As we entered the theatre there was a toilet centre stage flanked by two symmetrical pyramids of toilet paper. Taylor Swift music was playing and several people around me were singing along.
Felicity is a powerhouse of energy and humour. She talks with just the right amount of graphicness about what it's like to have Iritable Bowel Syndrome ("I call it a closing down sale... everything must go!") and associated anxiety, interspersed with musings on her family, dominos pizza, late night radio, hairless cats, and religion. She had us all on our feet singing and dancing to "Father Abraham had many sons. I am one of them, and so are you."
Felicity said very near the beginning of the show that if anyone needed to go out and use the toilet during it that was cool. A couple people did and were suitably praised for their efforts.
The fear of having to go to the bathroom and there not being one available is something most of us can probably relate to. "Go when you can, not when you need to" has been a family motto for as long as I can remember ("mio cum opportunis, non cum debeo" in Latin, since I think that's the traditional language of family mottos!) If you have a bladder or bowel condition though this anxiety can pretty easily become extreme... failing to find a toilet will result in more than just temporary discomfort.
Laughing about something vs. laughing it off
One of the questions I am interested in researching in my theoretically-might-happen-some-day PhD in toiletolegy is where humour is useful and where it becomes destructive. As George Bernard Shaw wrote:
“English decency is a rather dirty thing. It is responsible
for more indecency than anything else in the world. It is a string of taboos.
You must not mention this: you must not appear conscious of that… And the
consequence is that everything that must not be mentioned in public is
mentioned in private as a naughty joke.” (The Unmentionable Case for Women's Sufferage, 1910)
The implication here is that these "naughty jokes" are a bad thing because they allow the issues at hand to be brushed off without having been solved. It's an avoidance tactic. But Shaw himself uses humour and parody very successfully to engage his readers and audiences in all manner of social and moral dilemmas.

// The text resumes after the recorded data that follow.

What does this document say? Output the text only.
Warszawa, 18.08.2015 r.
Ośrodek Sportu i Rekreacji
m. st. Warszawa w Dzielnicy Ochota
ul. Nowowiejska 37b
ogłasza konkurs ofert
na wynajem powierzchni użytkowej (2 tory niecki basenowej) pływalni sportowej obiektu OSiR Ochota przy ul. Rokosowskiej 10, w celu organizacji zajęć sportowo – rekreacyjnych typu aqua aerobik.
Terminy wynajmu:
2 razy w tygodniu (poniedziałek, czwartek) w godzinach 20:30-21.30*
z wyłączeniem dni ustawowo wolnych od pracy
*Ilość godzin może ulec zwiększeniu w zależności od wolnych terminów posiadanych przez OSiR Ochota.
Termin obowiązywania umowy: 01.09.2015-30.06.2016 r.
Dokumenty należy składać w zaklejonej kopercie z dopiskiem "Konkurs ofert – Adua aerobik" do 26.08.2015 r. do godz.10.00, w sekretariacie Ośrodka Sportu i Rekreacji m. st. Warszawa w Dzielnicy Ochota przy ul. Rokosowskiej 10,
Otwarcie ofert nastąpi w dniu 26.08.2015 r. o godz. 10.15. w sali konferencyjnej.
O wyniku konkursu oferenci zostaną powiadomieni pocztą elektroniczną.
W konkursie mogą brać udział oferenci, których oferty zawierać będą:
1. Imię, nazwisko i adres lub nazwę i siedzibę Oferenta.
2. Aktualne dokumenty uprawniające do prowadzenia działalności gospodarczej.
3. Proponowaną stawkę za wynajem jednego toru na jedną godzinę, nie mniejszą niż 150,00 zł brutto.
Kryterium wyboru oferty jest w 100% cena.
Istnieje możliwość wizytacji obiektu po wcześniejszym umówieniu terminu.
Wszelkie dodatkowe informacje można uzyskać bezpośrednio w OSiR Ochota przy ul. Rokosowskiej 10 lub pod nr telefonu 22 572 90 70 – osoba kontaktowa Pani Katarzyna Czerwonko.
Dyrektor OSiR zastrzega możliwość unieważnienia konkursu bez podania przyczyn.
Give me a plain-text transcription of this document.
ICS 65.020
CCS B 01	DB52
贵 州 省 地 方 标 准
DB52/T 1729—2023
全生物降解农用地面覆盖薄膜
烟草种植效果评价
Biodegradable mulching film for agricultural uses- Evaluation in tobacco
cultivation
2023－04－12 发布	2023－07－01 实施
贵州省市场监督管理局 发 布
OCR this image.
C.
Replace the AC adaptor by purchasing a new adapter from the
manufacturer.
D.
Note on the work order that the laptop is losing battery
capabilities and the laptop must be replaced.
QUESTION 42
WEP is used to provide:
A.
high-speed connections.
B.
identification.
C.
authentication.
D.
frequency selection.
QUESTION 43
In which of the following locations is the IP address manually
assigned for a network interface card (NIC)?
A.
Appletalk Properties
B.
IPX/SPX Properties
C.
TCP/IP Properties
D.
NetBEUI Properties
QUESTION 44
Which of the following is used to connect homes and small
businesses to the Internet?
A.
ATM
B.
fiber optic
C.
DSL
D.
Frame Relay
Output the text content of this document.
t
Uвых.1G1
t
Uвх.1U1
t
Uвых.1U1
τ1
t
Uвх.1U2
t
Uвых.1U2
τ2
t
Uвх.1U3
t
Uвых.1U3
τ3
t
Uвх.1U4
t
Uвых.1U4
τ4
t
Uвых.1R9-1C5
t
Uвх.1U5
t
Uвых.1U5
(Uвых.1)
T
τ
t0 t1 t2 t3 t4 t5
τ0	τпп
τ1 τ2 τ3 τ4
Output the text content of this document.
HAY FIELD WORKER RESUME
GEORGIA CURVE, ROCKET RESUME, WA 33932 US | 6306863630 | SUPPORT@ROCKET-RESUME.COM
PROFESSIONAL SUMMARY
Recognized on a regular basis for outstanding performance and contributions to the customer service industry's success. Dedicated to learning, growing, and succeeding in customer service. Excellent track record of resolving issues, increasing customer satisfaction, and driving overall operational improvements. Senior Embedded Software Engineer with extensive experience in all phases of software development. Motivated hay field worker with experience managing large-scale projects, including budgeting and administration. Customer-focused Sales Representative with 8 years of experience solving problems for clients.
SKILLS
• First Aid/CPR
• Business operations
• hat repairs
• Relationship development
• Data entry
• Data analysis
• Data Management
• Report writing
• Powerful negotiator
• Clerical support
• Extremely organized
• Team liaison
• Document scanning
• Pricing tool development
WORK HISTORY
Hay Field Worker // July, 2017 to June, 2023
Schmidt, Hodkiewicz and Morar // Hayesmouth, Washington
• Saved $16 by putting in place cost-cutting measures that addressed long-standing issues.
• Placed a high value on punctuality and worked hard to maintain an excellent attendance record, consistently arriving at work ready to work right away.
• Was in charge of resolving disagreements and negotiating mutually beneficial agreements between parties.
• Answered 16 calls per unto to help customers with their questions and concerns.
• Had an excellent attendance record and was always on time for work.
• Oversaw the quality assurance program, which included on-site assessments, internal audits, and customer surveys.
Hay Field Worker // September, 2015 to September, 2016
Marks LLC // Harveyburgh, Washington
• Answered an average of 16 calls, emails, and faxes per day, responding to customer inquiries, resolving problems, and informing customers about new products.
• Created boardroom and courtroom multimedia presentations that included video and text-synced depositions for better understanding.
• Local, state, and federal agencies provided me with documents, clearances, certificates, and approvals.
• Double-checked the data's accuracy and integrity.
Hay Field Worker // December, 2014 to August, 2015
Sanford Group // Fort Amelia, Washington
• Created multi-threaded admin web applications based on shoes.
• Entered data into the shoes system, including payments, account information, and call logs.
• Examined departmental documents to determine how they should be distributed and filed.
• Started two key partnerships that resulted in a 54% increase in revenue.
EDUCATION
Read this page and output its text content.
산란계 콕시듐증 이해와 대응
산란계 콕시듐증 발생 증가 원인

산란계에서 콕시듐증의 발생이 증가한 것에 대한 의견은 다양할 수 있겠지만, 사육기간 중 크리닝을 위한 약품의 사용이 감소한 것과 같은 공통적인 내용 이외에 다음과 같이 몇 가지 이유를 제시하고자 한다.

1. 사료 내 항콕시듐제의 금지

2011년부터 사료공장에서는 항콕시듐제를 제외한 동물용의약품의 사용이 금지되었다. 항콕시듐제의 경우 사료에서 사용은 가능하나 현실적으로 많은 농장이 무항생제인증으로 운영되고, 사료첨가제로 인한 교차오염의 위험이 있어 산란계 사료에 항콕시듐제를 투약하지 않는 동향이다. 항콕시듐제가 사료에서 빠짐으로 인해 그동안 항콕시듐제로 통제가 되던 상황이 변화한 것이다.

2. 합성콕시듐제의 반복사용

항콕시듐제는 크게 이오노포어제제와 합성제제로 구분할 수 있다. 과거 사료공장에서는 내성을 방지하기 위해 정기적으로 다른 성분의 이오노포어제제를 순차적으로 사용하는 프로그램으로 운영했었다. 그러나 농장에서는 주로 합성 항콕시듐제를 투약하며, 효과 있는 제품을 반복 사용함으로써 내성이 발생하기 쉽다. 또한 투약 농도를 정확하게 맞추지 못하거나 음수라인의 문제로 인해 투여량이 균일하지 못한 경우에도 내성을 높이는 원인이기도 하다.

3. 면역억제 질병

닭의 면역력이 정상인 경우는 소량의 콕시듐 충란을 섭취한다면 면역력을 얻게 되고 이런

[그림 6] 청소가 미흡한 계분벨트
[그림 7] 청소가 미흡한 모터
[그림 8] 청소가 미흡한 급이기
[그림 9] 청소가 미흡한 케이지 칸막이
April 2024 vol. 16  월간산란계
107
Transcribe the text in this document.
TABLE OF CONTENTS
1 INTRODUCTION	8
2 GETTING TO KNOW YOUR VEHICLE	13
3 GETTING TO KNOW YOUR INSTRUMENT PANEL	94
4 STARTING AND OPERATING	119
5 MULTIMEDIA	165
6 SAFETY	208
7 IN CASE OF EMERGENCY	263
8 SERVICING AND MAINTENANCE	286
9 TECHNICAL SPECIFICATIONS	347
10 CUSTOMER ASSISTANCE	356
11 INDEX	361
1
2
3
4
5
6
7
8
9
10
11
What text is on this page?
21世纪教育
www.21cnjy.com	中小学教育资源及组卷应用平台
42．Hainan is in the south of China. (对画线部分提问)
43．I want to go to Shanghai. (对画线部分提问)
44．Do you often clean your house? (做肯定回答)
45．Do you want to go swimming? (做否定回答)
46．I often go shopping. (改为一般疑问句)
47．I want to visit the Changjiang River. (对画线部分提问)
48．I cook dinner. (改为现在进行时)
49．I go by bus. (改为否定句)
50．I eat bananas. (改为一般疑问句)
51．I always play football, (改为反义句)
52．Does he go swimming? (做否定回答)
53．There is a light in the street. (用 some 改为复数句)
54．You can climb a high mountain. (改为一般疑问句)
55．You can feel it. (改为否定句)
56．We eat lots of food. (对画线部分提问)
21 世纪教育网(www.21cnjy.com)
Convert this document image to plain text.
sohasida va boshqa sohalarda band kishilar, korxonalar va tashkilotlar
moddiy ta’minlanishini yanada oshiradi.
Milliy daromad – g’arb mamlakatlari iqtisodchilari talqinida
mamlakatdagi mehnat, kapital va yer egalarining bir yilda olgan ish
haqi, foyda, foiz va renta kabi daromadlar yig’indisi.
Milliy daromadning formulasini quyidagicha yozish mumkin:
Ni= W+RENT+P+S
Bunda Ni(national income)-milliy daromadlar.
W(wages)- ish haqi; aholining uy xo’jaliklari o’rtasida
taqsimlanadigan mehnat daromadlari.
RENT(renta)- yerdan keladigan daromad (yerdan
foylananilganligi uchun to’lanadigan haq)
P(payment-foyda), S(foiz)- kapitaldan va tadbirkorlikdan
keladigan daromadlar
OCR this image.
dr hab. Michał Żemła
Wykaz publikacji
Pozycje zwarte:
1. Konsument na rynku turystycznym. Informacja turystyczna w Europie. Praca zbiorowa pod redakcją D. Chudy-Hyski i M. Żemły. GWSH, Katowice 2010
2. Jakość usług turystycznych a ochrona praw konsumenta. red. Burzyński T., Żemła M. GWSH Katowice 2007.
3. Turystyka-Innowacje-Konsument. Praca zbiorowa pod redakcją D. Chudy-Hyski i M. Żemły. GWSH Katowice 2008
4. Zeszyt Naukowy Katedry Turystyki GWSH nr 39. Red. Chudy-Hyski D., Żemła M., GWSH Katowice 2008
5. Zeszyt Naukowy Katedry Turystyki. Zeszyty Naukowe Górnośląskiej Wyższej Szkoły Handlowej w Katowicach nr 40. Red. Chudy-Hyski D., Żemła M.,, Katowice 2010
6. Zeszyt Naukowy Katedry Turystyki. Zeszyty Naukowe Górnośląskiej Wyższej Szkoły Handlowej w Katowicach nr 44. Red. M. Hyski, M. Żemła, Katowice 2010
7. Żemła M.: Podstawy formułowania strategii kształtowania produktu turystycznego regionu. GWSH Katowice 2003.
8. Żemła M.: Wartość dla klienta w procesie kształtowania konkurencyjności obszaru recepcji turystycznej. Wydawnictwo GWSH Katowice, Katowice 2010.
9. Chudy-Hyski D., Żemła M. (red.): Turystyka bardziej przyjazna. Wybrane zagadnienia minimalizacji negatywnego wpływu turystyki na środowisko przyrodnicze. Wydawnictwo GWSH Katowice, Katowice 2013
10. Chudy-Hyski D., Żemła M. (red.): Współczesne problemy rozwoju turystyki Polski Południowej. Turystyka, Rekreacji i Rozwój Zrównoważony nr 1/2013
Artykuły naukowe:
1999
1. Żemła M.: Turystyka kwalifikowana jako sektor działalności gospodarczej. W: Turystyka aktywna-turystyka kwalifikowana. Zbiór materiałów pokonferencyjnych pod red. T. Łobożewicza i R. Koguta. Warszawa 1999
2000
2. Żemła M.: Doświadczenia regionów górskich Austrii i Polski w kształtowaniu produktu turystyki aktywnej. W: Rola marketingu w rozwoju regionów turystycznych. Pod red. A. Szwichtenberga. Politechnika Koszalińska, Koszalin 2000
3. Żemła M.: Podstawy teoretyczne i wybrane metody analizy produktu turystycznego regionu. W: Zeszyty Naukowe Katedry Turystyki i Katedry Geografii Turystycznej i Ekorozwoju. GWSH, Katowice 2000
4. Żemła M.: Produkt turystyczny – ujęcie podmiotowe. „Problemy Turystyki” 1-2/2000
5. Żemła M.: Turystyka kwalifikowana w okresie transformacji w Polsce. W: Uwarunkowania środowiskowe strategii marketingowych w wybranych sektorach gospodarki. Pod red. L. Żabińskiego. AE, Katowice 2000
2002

More than anything else, this "research" gives me an excuse to watch a lot of comedy!
I saw a handful of comedians performing at the Fringe. Some because I knew people, and some of it because I was handed flyers and it looks interesting. One because there was an exploding ice cream cone on the flier (which was false advertising because there was no ice cream, exploding or otherwise in the show... I'd have demanded my money back if it hadn't been free!)
It's well-accepted that stand-up comedy isn't for the easily offended. But that doesn't mean we shouldn't judge what is tasteful or not. Which of course is subjective, and there's probably an audience for everything. It should be noted, I hasten to add, that I consider conversations about bowel movements at dinner time to be the height of intellectual entertainment, so we're not talking about taste in terms of what Miss Manners might approve here.
For me the biggest thing that makes something funny instead of tacky is the comedian's ability to talk about things they are intimately familiar with. I don't think this means you can't make jokes about things outside your realm of experience, but there's a level of respect that makes it funnier. It's easy to get a quick gross-out laugh out of a joke about someone wetting or shitting themselves in a way that makes fun of the perpetrator with no sympathy to spare.
Laughter is a powerful tool that can both bond and segregate. To be laughed at can be highly pleasurable or incredibly painful.
Felicity didn't shy away from the grit. She talked about how you don't ever really get rid of mental illness... you just learn to manage it (one of the most profound "I never thought of it like that, but it makes total sense" take-aways for me.) There are still good days and bad days. And IBS is not a pretty thing to live with. But there was still a level of gleeful acceptance in the way she recounts the awkward stories of her life, the nagging voice in her hear ( who she calls "Beryl")
I wonder if laughter might be one of the keys to coming out of the closet for IBS sufferers. I have had at least three couples on my Loo Tour (one the day before their wedding!) who came because embracing the humour of the central role that toilets played in their lives had been a key to living fully again.